Bennett was the Secretary of Education under President Ronald Reagan and director for the Office of National Drug Control Policy under President George Bush Sr.
Bennett said the outcome of these scandals on the economy was larger than people might have imagined.
“The scale of some of these things was truly, truly staggering,” said Bennett.
The conduct of these corporate leaders was unacceptable, Bennett said. He added that he was glad these individuals were being brought to justice.
Bennett said the solution for these scandals involves the implementation of four basic principles.
“The first thing would be to put these people in prison for a long time,” said Bennett. “Second, shame them so it would make others see that this is not the right course of action to follow. Third, disclosure would be important so that it would let the general public know what is going on with the company financially. The final principle is educational awareness for students at the university level.”
Bennett said that even though there are some corporate leaders who are corrupt, there are other leaders who are honest.
“There are good and honorable people that exist in the corporate world,” said Bennett. “The majority of (corporate leaders) that I have worked with have been honest.”
Aside from the corporate level, Bennett said we are at a time in history when our youth is growing up without any values or anchors of ethics in their lives.
Bennett gave an example of this when he recounted a story he had been told by a judge who questioned a young man at a deposition.

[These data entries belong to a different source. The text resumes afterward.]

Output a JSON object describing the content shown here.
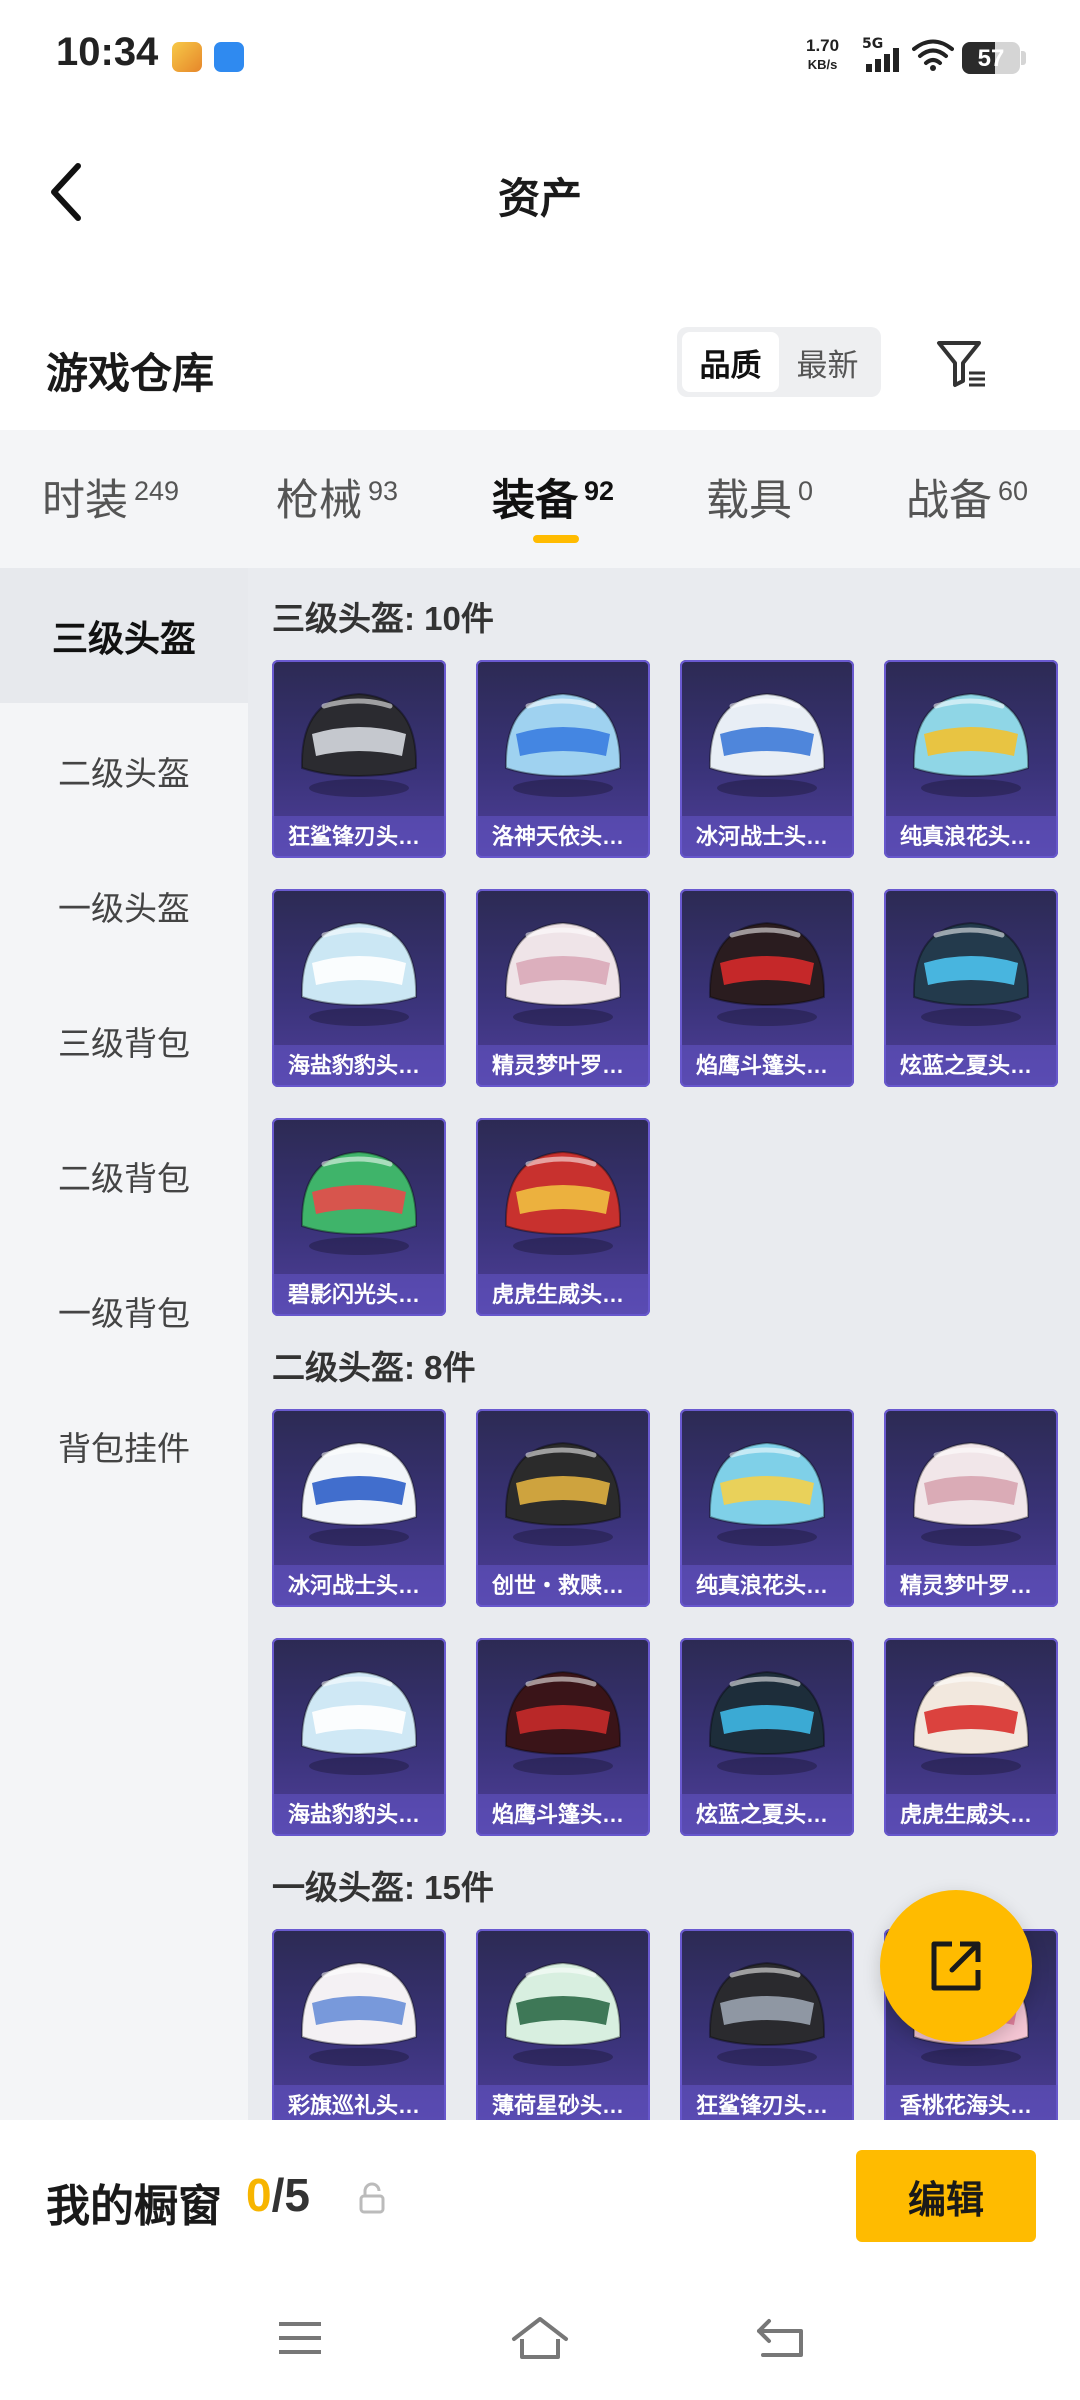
{
  "status": {
    "time": "10:34",
    "net_speed_value": "1.70",
    "net_speed_unit": "KB/s",
    "network": "5G",
    "battery": "57",
    "battery_level": 0.57
  },
  "header": {
    "title": "资产"
  },
  "warehouse": {
    "title": "游戏仓库",
    "sort_options": [
      "品质",
      "最新"
    ],
    "active_sort": "品质"
  },
  "tabs": [
    {
      "label": "时装",
      "count": "249"
    },
    {
      "label": "枪械",
      "count": "93"
    },
    {
      "label": "装备",
      "count": "92",
      "active": true
    },
    {
      "label": "载具",
      "count": "0"
    },
    {
      "label": "战备",
      "count": "60"
    }
  ],
  "sidebar": {
    "items": [
      "三级头盔",
      "二级头盔",
      "一级头盔",
      "三级背包",
      "二级背包",
      "一级背包",
      "背包挂件"
    ],
    "active": "三级头盔"
  },
  "groups": [
    {
      "title": "三级头盔: 10件",
      "items": [
        {
          "name": "狂鲨锋刃头…",
          "icon": "helmet-icon",
          "color": "#2b2b30",
          "accent": "#d6d9e0"
        },
        {
          "name": "洛神天依头…",
          "icon": "helmet-icon",
          "color": "#9fd2f0",
          "accent": "#3a7de0"
        },
        {
          "name": "冰河战士头…",
          "icon": "helmet-icon",
          "color": "#e8eef5",
          "accent": "#3e7ad8"
        },
        {
          "name": "纯真浪花头…",
          "icon": "helmet-icon",
          "color": "#8fd6e6",
          "accent": "#f2c230"
        },
        {
          "name": "海盐豹豹头…",
          "icon": "helmet-icon",
          "color": "#cbe7f4",
          "accent": "#ffffff"
        },
        {
          "name": "精灵梦叶罗…",
          "icon": "helmet-icon",
          "color": "#efe4e8",
          "accent": "#d9a9b8"
        },
        {
          "name": "焰鹰斗篷头…",
          "icon": "helmet-icon",
          "color": "#2a1c1f",
          "accent": "#d62a2a"
        },
        {
          "name": "炫蓝之夏头…",
          "icon": "helmet-icon",
          "color": "#233a4c",
          "accent": "#4dc3f0"
        },
        {
          "name": "碧影闪光头…",
          "icon": "helmet-icon",
          "color": "#3fb46a",
          "accent": "#e84a4a"
        },
        {
          "name": "虎虎生威头…",
          "icon": "helmet-icon",
          "color": "#c8312e",
          "accent": "#f0c040"
        }
      ]
    },
    {
      "title": "二级头盔: 8件",
      "items": [
        {
          "name": "冰河战士头…",
          "icon": "helmet-icon",
          "color": "#f2f5f9",
          "accent": "#2d5fc8"
        },
        {
          "name": "创世・救赎…",
          "icon": "helmet-icon",
          "color": "#2b2b2b",
          "accent": "#e0b040"
        },
        {
          "name": "纯真浪花头…",
          "icon": "helmet-icon",
          "color": "#7fd0e8",
          "accent": "#f5d04a"
        },
        {
          "name": "精灵梦叶罗…",
          "icon": "helmet-icon",
          "color": "#f1e6e9",
          "accent": "#d7a4b0"
        },
        {
          "name": "海盐豹豹头…",
          "icon": "helmet-icon",
          "color": "#cfe8f5",
          "accent": "#ffffff"
        },
        {
          "name": "焰鹰斗篷头…",
          "icon": "helmet-icon",
          "color": "#3a1418",
          "accent": "#c82a2a"
        },
        {
          "name": "炫蓝之夏头…",
          "icon": "helmet-icon",
          "color": "#1d2d3a",
          "accent": "#3fb8e6"
        },
        {
          "name": "虎虎生威头…",
          "icon": "helmet-icon",
          "color": "#f2e8de",
          "accent": "#d8302c"
        }
      ]
    },
    {
      "title": "一级头盔: 15件",
      "items": [
        {
          "name": "彩旗巡礼头…",
          "icon": "helmet-icon",
          "color": "#f4f1f4",
          "accent": "#6a8fd8"
        },
        {
          "name": "薄荷星砂头…",
          "icon": "helmet-icon",
          "color": "#d8efe0",
          "accent": "#2d6a48"
        },
        {
          "name": "狂鲨锋刃头…",
          "icon": "helmet-icon",
          "color": "#2a2a2e",
          "accent": "#9aa3b0"
        },
        {
          "name": "香桃花海头…",
          "icon": "helmet-icon",
          "color": "#f5c6d4",
          "accent": "#e07a98"
        }
      ]
    }
  ],
  "showcase": {
    "label": "我的橱窗",
    "current": "0",
    "max": "/5",
    "edit_label": "编辑"
  }
}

“The judge said to me, ‘Didn’t anyone teach you the difference between right and wrong?’, and some young people would look up to me and say ‘No sir, no one ever did,'” Bennett said.
In concluding his lecture, Bennett said that this would not be the end of scandals among corporate leaders.
“I have many friends that tell me that there will be much more of this corruption coming from the corporate leaders of the United States,” said Bennett.
Bennett studied philosophy at William College and University of Texas and has also earned a law degree from Harvard.